O rapaz começou a perseguir a bela mulata, e a lhe agarrar. A morenaça soltava gritinhos e ria-se de tudo; até que em um momento de distração o rapaz conseguiu roubar-lhe outro beijo. A garota grudou então em seu pescoço, dando-lhe uma gravata, como que querendo lhe dominar. Ele não se fez de besta, dobrou o corpo para trás, e como era mais forte que ela, a segurou pelas pernas e pelas costas, levantando ela do chão. Dessa forma levou a ela para fora do pátio asfaltado – que havia no tal belvedere – e se deitaram em um gramadinho que havia no entorno. Ali, terminou de despir a morenaça e a si mesmo.
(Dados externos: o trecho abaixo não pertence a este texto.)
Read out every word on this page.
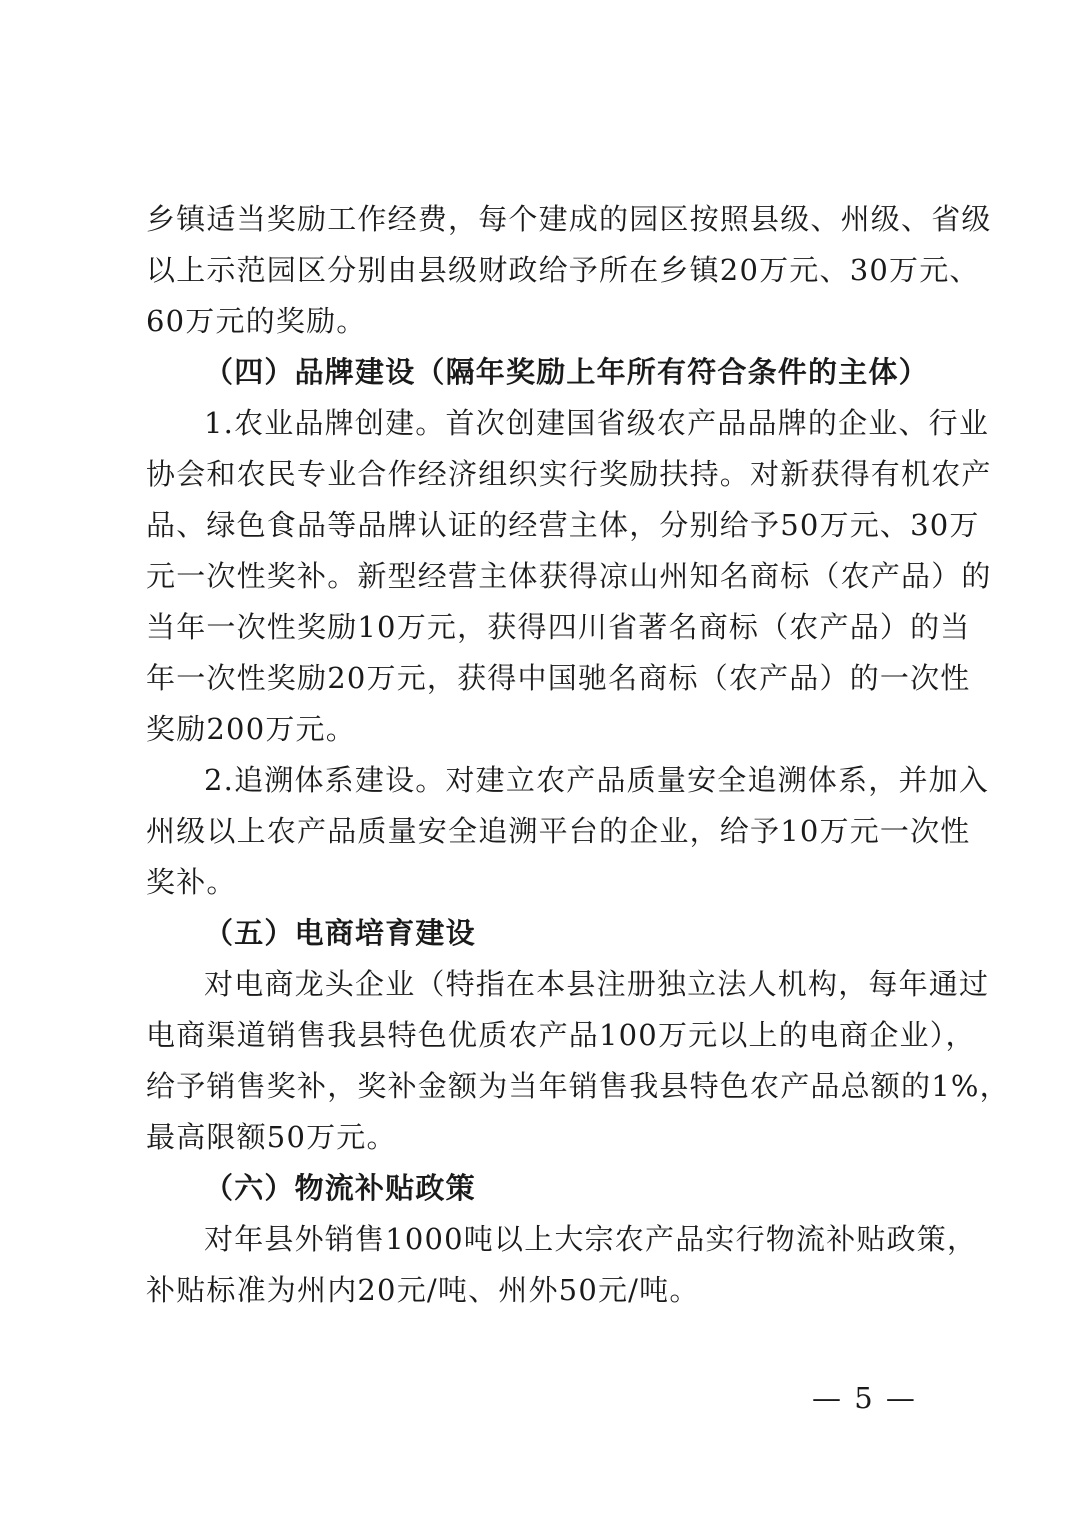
乡镇适当奖励工作经费，每个建成的园区按照县级、州级、省级
以上示范园区分别由县级财政给予所在乡镇20万元、30万元、
60万元的奖励。
（四）品牌建设（隔年奖励上年所有符合条件的主体）
1.农业品牌创建。首次创建国省级农产品品牌的企业、行业
协会和农民专业合作经济组织实行奖励扶持。对新获得有机农产
品、绿色食品等品牌认证的经营主体，分别给予50万元、30万
元一次性奖补。新型经营主体获得凉山州知名商标（农产品）的
当年一次性奖励10万元，获得四川省著名商标（农产品）的当
年一次性奖励20万元，获得中国驰名商标（农产品）的一次性
奖励200万元。
2.追溯体系建设。对建立农产品质量安全追溯体系，并加入
州级以上农产品质量安全追溯平台的企业，给予10万元一次性
奖补。
（五）电商培育建设
对电商龙头企业（特指在本县注册独立法人机构，每年通过
电商渠道销售我县特色优质农产品100万元以上的电商企业），
给予销售奖补，奖补金额为当年销售我县特色农产品总额的1%，
最高限额50万元。
（六）物流补贴政策
对年县外销售1000吨以上大宗农产品实行物流补贴政策，
补贴标准为州内20元/吨、州外50元/吨。
— 5 —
O rapaz mal podia contar com os olhos, via apenas os contornos daquele corpo que lhe pareceu apetitoso; tratou de abocanhar aos seios da mulata – que soltou um suspiro manhoso – e a explorar seu corpo, com as mãos.
E a nova brincadeira continuou por um bom tempo.
Esvaziada as garrafas e devorada toda cesta de natal, aqueles aventureiros noturnos começaram a caçar suas peças de roupas para irem embora. Não encontraram todas, devido a escuridão. Uns voltaram sem meias, sem camisa, sem cueca, sem lingerie.
Quando já estavam todos de volta no carro, e voltando para a cidade, iam quase que calados. A farra tinha sido boa, estavam felizes e tranqüilos. O nosso herói da noite, ia semiconsciente, cochilando. No seu colo, com a cabeça apoiada em seu ombro ia a morenaça, dormindo com um discreto sorriso nos lábios. Vez por outra o rapaz abria os olhos para admirar ela dormindo. Ia com o braço sustentando sua cabeça, em volta do pescoço e com a mão dentro de seu decote.
Por um momento, o rapaz recordou-se das peças de sua roupa que não encontrou e que deixara para trás, na escuridão. Sorriu sozinho com toda aquela aventura: mais uma noite ia embora. Deixara coisa sem importância para trás – um ano todo, estava fincando para trás.